Apart from goods such as books or items imported by diplomatic missions and exempted companies which do not attract any duty, the minimum custom duty is 5% of the value. In addition to this, there are other taxes such as National Health Insurance Levy –NHIL (2.5%); ECOWAS Levy (0.5%); EDIF (0.5%); Processing Fee (1%); Environmental Tax (20%) ; GCNet Charge (0.4%); Destination Inspection Fee (1%); Withholding Tax IRS (1%), etc.
It is mind-boggling how CEPS could have deducted tax of less than 2% after adding all the taxes above. It is believed by insiders with the CEPS that officials arbitrarily waive taxes in order to have their individual pockets lined by importers. The lower the official tax collected, the greater the CEPS Officer’s “goro power”.
Meanwhile, the government is starved of funds for essential development projects.
According to a report prepared by the Commissioner of CEPS, which has been sighted by the Insight, companies that benefited from this over-generous rates of tax included Olam (Ghana) Ltd; Schlumberger Seaco Inc; Amank Agriculture & Equip.; Tullow Ghana Limited; Sinopec International Petroleum Sev; Mobile Zone; Stanbic Bank Ghana; Goldfields Ghana Ltd; Abosso Goldfields Ltd; Golden Star (Bogoso / Prestea); Perseus Mining Ghana Ltd; Church Of Jesus Christ; Redinggton Ltd; Chris Bell Ent; Koby Jones Ent; Fosu Justice; Micfrim Enterprise; Buggies Phone Repaires & Trading; Caital Phones & Accessories; etc.

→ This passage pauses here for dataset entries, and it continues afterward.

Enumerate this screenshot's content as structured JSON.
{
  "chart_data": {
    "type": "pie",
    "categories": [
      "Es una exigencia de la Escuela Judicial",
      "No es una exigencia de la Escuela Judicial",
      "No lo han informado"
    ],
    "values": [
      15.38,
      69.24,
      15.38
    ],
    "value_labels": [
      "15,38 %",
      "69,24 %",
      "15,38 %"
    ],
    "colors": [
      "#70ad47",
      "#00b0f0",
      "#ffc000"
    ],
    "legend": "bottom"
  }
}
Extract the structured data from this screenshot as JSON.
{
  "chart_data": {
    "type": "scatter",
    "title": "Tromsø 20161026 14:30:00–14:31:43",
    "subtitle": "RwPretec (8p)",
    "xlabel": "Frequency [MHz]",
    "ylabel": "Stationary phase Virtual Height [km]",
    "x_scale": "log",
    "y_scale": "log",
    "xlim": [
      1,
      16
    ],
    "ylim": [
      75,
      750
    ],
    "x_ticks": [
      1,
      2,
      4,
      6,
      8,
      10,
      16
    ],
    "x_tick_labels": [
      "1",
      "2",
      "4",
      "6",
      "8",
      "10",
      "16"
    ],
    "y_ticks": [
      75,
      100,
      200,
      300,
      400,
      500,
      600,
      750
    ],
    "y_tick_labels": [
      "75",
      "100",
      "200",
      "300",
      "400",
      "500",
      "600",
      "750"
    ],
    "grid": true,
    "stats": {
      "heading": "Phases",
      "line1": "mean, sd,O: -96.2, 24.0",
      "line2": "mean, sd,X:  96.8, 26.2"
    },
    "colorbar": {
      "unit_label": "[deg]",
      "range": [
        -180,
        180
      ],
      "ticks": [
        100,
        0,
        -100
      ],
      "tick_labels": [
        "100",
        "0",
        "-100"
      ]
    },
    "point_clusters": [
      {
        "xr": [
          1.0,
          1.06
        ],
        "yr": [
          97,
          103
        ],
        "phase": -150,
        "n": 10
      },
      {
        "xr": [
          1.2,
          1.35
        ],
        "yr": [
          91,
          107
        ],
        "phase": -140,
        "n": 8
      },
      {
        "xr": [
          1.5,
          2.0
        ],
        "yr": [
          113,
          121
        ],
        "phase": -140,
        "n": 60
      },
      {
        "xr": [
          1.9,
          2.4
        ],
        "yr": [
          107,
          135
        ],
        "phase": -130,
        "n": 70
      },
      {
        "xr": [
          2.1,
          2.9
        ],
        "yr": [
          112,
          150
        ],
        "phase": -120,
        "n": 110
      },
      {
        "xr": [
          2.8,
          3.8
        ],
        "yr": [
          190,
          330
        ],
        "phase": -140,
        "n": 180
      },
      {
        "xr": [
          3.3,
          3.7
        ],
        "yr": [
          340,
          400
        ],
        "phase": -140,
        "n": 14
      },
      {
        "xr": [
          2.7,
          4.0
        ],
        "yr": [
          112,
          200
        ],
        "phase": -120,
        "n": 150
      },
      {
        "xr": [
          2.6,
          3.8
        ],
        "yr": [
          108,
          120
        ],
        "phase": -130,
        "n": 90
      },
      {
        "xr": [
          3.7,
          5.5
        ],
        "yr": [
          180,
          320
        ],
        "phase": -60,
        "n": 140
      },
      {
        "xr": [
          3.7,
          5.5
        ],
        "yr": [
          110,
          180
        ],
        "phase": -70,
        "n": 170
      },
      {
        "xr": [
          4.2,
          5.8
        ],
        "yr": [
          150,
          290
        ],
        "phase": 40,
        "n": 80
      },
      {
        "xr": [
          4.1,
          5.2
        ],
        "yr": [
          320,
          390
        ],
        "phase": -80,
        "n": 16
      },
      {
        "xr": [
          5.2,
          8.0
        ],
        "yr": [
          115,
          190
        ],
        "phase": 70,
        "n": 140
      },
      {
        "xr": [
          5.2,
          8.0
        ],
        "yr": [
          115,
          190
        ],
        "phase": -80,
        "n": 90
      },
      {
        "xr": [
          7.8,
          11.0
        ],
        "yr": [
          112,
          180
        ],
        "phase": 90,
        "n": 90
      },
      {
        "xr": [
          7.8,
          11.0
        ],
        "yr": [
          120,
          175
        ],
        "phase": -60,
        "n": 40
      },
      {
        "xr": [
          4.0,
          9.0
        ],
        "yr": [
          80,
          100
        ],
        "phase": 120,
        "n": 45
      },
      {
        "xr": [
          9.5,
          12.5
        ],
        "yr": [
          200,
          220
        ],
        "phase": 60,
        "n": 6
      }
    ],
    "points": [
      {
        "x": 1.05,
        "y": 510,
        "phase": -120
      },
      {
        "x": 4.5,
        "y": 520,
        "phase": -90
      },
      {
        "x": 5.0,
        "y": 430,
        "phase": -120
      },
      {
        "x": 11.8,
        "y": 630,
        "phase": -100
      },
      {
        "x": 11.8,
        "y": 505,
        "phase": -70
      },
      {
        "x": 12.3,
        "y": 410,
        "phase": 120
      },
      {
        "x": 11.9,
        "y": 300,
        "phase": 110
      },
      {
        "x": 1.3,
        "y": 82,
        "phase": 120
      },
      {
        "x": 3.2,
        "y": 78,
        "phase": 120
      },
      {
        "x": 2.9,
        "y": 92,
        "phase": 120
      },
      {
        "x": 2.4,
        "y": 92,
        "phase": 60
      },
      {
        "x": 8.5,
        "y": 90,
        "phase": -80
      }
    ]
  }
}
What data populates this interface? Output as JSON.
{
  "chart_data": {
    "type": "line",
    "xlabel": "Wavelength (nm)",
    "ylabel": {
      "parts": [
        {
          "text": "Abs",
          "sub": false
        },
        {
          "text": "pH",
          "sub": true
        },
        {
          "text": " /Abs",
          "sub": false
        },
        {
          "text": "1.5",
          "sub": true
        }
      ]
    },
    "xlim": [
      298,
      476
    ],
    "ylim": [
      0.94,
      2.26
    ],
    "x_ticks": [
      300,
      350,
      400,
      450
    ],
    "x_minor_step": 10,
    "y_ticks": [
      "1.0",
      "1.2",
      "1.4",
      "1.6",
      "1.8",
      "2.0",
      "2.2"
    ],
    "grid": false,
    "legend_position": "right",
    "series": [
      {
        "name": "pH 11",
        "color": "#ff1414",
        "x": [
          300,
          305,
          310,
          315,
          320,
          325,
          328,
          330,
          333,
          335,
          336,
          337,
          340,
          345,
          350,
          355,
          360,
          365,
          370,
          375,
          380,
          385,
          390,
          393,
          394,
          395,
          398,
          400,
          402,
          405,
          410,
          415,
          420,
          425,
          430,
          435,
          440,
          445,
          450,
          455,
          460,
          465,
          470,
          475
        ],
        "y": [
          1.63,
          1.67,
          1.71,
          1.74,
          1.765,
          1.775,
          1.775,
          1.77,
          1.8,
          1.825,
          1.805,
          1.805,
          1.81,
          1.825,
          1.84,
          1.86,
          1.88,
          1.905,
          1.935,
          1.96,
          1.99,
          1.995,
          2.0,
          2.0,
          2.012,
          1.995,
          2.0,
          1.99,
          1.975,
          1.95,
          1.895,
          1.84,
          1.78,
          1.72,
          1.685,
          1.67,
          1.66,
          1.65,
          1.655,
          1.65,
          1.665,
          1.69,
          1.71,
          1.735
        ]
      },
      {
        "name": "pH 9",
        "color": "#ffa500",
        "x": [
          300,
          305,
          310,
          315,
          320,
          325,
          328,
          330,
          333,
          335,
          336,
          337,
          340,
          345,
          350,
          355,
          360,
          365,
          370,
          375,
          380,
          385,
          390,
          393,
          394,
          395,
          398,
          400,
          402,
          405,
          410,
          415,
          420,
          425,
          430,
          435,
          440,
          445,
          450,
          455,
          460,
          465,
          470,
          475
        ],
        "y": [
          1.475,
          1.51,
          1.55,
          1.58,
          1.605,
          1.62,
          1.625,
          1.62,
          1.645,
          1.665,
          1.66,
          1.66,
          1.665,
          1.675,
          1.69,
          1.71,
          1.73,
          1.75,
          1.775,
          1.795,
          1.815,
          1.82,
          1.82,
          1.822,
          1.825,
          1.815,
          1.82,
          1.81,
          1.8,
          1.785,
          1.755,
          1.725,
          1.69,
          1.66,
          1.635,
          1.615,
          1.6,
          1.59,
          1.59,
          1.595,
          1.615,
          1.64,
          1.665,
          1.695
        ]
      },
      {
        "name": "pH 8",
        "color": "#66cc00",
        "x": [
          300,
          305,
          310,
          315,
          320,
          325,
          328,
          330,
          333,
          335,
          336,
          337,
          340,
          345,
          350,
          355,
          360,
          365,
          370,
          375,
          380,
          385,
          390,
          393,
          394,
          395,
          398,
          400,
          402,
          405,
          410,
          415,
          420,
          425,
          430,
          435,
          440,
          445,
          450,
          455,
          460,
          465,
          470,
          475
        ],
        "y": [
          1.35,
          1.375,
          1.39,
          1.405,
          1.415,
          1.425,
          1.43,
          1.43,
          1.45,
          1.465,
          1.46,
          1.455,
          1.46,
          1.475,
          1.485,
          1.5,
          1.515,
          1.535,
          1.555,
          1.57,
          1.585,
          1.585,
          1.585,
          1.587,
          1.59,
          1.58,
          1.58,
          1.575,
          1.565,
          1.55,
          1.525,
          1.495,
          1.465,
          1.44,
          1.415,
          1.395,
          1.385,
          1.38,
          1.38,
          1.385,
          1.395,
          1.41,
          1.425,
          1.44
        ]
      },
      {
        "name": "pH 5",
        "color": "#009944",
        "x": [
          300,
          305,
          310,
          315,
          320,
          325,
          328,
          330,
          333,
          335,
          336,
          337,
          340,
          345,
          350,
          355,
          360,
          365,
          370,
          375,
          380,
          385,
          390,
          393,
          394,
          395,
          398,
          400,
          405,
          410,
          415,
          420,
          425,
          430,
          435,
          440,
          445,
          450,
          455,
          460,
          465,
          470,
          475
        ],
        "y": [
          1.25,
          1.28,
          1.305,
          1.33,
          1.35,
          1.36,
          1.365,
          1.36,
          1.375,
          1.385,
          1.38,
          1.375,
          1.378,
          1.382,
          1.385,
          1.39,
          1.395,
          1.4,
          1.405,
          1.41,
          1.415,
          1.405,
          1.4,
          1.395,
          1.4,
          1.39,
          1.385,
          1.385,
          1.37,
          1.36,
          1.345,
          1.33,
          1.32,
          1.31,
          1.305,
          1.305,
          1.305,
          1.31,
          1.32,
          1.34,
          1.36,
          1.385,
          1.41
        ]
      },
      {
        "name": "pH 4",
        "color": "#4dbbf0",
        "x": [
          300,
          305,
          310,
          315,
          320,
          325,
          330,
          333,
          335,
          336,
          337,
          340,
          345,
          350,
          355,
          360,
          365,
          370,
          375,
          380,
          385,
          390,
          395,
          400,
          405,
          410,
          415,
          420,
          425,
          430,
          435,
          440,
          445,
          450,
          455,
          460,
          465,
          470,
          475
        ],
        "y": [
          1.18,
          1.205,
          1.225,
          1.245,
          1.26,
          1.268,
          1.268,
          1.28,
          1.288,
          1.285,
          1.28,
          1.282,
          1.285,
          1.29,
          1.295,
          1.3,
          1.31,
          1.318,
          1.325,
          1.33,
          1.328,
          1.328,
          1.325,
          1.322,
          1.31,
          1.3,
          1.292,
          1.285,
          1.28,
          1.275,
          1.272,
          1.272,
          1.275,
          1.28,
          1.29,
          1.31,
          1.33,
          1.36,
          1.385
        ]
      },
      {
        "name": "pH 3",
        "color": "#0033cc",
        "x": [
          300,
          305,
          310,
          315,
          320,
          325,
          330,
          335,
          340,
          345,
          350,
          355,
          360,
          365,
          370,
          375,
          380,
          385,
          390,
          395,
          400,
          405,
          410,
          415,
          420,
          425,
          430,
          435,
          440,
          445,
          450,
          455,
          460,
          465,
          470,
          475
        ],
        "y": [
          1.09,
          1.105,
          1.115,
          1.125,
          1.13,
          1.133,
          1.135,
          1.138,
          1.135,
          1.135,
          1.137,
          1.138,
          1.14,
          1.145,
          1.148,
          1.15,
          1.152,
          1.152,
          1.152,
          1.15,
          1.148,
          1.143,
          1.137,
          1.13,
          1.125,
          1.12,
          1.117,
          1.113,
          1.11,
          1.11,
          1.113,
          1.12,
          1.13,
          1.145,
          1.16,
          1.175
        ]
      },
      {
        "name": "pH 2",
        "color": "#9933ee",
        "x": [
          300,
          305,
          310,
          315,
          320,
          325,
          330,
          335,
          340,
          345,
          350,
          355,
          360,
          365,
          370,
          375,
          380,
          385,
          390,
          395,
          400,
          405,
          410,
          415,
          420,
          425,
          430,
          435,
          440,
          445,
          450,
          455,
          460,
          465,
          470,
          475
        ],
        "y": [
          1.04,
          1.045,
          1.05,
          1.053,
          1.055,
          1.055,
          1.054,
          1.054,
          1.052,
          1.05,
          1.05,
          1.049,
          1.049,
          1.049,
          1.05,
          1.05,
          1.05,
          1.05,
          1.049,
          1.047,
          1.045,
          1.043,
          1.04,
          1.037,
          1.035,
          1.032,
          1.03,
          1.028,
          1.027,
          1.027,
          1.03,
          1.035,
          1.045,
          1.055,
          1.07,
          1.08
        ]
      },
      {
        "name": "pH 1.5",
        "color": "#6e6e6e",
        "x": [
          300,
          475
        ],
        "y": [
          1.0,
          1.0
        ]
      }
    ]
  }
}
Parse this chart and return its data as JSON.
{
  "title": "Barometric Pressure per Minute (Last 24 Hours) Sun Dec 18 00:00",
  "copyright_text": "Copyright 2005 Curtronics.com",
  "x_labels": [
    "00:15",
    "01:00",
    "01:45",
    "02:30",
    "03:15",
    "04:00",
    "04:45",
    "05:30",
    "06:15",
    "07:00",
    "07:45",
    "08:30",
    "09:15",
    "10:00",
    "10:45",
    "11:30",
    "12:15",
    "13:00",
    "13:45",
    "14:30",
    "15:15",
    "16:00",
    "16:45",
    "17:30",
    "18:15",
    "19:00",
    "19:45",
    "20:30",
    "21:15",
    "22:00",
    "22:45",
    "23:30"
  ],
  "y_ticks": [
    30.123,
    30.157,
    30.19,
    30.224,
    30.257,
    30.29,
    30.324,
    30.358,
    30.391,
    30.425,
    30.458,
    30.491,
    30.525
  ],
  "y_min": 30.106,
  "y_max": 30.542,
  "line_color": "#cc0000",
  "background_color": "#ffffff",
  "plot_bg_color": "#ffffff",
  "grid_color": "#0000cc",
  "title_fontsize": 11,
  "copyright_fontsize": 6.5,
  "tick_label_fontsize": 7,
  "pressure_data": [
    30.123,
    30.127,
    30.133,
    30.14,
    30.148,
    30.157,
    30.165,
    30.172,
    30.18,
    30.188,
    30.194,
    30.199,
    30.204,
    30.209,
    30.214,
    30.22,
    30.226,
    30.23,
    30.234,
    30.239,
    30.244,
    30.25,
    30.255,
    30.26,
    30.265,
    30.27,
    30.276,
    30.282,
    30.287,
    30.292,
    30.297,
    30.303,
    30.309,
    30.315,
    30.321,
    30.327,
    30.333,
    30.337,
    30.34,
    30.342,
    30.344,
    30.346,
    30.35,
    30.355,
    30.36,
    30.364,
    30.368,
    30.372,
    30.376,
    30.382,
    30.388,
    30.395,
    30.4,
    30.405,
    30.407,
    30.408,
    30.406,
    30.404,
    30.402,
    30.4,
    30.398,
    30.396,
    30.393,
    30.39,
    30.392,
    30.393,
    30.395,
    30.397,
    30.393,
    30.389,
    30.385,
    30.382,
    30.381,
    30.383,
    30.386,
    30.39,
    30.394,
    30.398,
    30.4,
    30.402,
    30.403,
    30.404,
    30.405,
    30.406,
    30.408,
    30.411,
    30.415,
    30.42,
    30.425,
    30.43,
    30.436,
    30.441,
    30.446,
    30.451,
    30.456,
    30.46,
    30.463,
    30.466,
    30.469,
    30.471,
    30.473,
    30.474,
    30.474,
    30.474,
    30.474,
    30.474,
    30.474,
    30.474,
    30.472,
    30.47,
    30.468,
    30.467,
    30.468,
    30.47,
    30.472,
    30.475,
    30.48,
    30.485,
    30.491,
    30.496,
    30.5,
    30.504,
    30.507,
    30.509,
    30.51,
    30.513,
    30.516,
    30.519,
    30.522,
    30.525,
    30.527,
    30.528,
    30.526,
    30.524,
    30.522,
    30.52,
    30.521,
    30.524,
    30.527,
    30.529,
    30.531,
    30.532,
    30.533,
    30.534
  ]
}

Between January and April 2013, more than GHS 93 million worth of goods making up (1,170 consignments) was allowed to be cleared under permit. Some of them were taxed as low as less than 0.9%. No attempts have been made to recover the outstanding duties.
It must be said that it is not only private sector companies who get away without paying taxes.
The University of Ghana, the Ghana National Petroleum Corporation and the Police Service also clear goods under permit without returning to pay the substantive duties.
While the Government is yet to know how much custom duty and related taxes are outstanding, the government finds itself hemmed in by workers’ demands for their allowances to be paid.